Efficient intersection of two List<String> in Java?
JavaListIntersectionJava Problem Overview
Question is simple:
I have two List
List<String> columnsOld = DBUtils.GetColumns(db, TableName);
List<String> columnsNew = DBUtils.GetColumns(db, TableName);
And I need to get the intersection of these. Is there a quick way to achieve this?
Java Solutions
Solution 1 - Java
You can use [retainAll
][1] method:
columnsOld.retainAll (columnsNew);
[1]: http://docs.oracle.com/javase/7/docs/api/java/util/List.html#retainAll(java.util.Collection
Solution 2 - Java
Using Google's Guava library:
Sets.intersection(Sets.newHashSet(setA), Sets.newHashSet(setB))

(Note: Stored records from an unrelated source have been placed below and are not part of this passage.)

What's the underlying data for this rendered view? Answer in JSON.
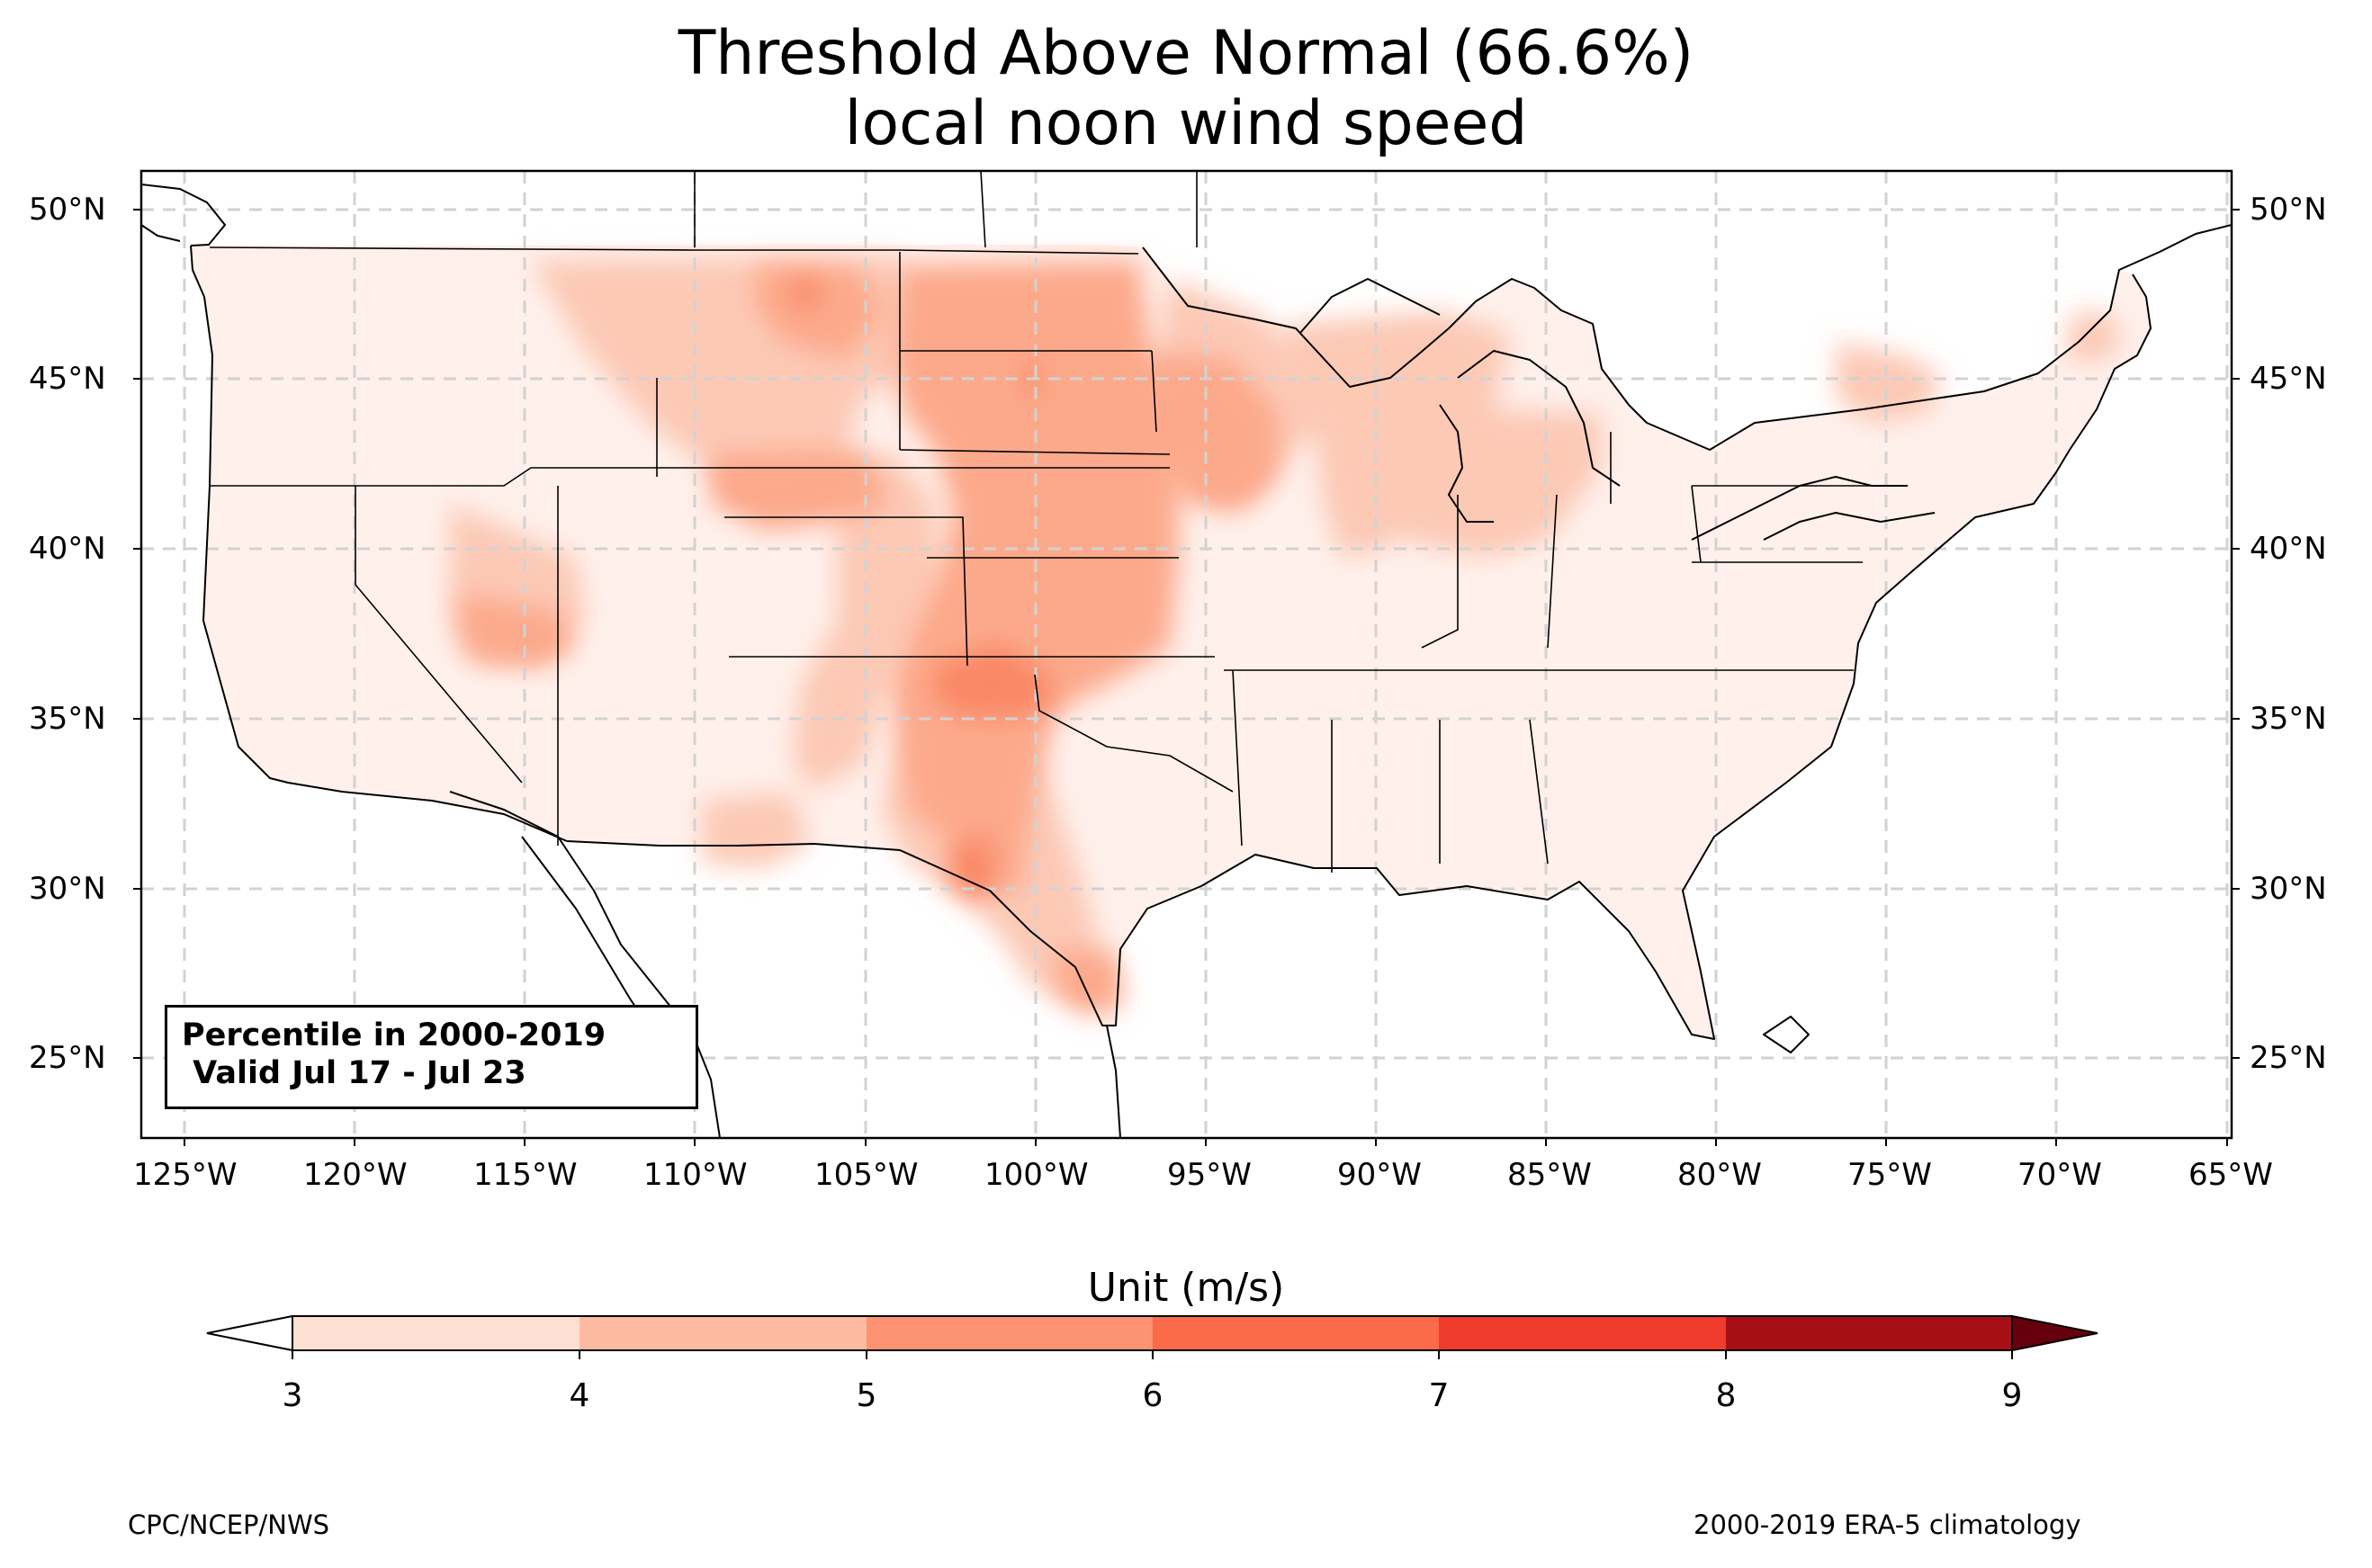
{
  "title": {
    "line1": "Threshold Above Normal (66.6%)",
    "line2": "local noon wind speed"
  },
  "info_box": {
    "line1": "Percentile in 2000-2019",
    "line2": " Valid Jul 17 - Jul 23"
  },
  "map": {
    "lon_range": [
      -126.3,
      -64.9
    ],
    "lat_range": [
      22.8,
      51.3
    ],
    "longitude_ticks": [
      "125°W",
      "120°W",
      "115°W",
      "110°W",
      "105°W",
      "100°W",
      "95°W",
      "90°W",
      "85°W",
      "80°W",
      "75°W",
      "70°W",
      "65°W"
    ],
    "latitude_ticks": [
      "50°N",
      "45°N",
      "40°N",
      "35°N",
      "30°N",
      "25°N"
    ],
    "gridlines": true
  },
  "colorbar": {
    "label": "Unit (m/s)",
    "ticks": [
      "3",
      "4",
      "5",
      "6",
      "7",
      "8",
      "9"
    ],
    "extend": "both",
    "colors": [
      "#fee0d2",
      "#fcbba1",
      "#fc9272",
      "#fb6a4a",
      "#ef3b2c",
      "#cb181d",
      "#a50f15"
    ]
  },
  "footer": {
    "left": "CPC/NCEP/NWS",
    "right": "2000-2019 ERA-5 climatology"
  }
}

Note: This is much more efficient than naively doing the intersection with two lists: it's O(n+m), versus O(n×m) for the list version. With two million-item lists it's the difference between millions of operations and trillions of operations.
Solution 3 - Java
Since retainAll won't touch the argument collection, this would be faster:
List<String> columnsOld = DBUtils.GetColumns(db, TableName);
List<String> columnsNew = DBUtils.GetColumns(db, TableName);
for(int i = columnsNew.size() - 1; i > -1; --i){
String str = columnsNew.get(i);
if(!columnsOld.remove(str))
columnsNew.remove(str);
}
The intersection will be the values left in columnsNew. Removing already compared values fom columnsOld will reduce the number of comparisons needed.
Solution 4 - Java
How about
private List<String> intersect(List<String> A, List<String> B) {
List<String> rtnList = new LinkedList<>();
for(String dto : A) {
if(B.contains(dto)) {
rtnList.add(dto);
}
}
return rtnList;
}
Solution 5 - Java
There is a nice way with streams which can do this in one line of code and you can two lists which are not from the same type which is not possible with the containsAll method afaik:
columnsOld.stream().filter(c -> columnsNew.contains(c)).collect(Collectors.toList());
An example for lists with different types. If you have a realtion between foo and bar and you can get a bar-object from foo than you can modify your stream:
List<foo> fooList = new ArrayList<>(Arrays.asList(new foo(), new foo()));
List<bar> barList = new ArrayList<>(Arrays.asList(new bar(), new bar()));
fooList.stream().filter(f -> barList.contains(f.getBar()).collect(Collectors.toList());
Solution 6 - Java
using retainAll if don't care occurrences, otherwise using N.intersection
a = N.asList(12, 16, 16, 17, 19);
b = N.asList(16, 19, 107);
a.retainAll(b); // [16, 16, 19]
N.println(a);
a = N.asList(12, 16, 16, 17, 19);
b = N.asList(16, 19, 107);
a = N.intersect(a, b);
N.println(a); // [16, 19]
N is an utility class in abacus-common
Solution 7 - Java
If you put the second list in a set say HashSet. And just iterate over the first list checking for presence on the set and removing if not present, your first list will eventually have the intersection you need. It will be way faster than retainAll or contains on a list. The emphasis here is to use a set instead of list. Lookups are O(1). firstList.retainAll (new HashSet (secondList)) will also work.
Solution 8 - Java
use org.apache.commons.collections4.ListUtils#intersection
Solution 9 - Java
With Java 8 Stream API (and Java 9 List.of()) you can do following:
List<Integer> list1 = List.of(1, 1, 2, 2);
List<Integer> list2 = List.of(2, 2, 3, 3);
List<Integer> intersection = list1.stream()
.filter(list2::contains)
.distinct()
.collect(Collectors.toList());